An Australian woman says she was taken from her parents and kept on a Scientologist cruise ship for 12 years against her will.
Valeska Paris says she signed the Church’s standard billion-year Sea Organization contract when she was 14 years old. After her father committed suicide and her mother left the religion, Paris was sent on the cruise ship, Freewinds, for what she thought was a two-week tour.
Paris says she was employed against her will as a deckhand, working in the engine room and unable to leave the ship without an escort.
“I was put in this small room by myself with a camera monitoring my movements,” Paris wrote in a blog post last year. “A security guard escorted me anywhere I went, I had to eat in the engine room and was not allowed to eat in the control room because it was air conditioned.”

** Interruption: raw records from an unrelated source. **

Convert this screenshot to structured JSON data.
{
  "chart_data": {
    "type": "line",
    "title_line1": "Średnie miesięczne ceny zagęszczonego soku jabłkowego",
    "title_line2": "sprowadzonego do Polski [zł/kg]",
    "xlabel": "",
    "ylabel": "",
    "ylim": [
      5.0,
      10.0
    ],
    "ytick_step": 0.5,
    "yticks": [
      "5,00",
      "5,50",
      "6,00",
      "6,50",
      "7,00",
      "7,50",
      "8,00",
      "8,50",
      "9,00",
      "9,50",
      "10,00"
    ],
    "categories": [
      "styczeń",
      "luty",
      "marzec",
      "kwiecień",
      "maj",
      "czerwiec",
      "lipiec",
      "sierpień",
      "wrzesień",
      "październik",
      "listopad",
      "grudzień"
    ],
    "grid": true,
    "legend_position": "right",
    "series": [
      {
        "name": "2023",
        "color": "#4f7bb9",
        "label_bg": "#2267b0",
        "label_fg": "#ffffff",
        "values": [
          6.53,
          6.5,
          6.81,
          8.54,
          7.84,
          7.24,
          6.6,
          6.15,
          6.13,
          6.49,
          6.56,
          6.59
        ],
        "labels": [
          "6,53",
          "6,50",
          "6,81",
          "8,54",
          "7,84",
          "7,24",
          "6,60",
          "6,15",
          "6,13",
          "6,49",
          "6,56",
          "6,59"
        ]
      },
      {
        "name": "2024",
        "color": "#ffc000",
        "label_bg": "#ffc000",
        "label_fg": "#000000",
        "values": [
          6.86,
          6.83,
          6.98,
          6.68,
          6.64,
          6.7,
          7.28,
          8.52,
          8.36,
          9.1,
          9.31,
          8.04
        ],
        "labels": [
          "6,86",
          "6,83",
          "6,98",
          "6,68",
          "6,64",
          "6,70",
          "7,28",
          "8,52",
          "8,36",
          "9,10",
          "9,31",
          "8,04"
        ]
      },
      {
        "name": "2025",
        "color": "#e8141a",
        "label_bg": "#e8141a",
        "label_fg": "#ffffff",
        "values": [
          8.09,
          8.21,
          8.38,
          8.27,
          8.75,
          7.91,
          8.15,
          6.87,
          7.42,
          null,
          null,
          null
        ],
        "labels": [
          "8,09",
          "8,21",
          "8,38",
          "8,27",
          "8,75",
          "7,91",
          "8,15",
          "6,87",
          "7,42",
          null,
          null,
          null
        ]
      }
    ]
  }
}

Paris says she felt hopeless, unable to connect with loved ones, her pleas deaf to the ears of the Scientology personnel who placed her on the ship.
“I hated it and just wanted to get off the ship, I was of course not allowed to call my family at all or talk to anyone.”
Paris said she couldn’t leave the ship because of her youthful naivety and because officials took her passport. The ship only sailed to small islands, so she claims her alternatives were poor.
Paris reportedly left the ship in 2007 when she was sent to a punishment camp in Sydney. The Church describes the camp, what they call Rehabilitation Project Force, as a spa attended voluntarily by members. Paris and other ex-members say RPF was more like a prison than a spa.
Paris reportedly signed a confidentiality agreement with the Church that would prohibit her from speaking out about her time on the cruise ship. No charges against her have yet been filed by the Church, and courts generally rule such contracts unenforceable.
The Church of Scientology conducts high-level education classes aboard cruise ships because L. Ron Hubbard had first recorded phaeton levels aboard a ship.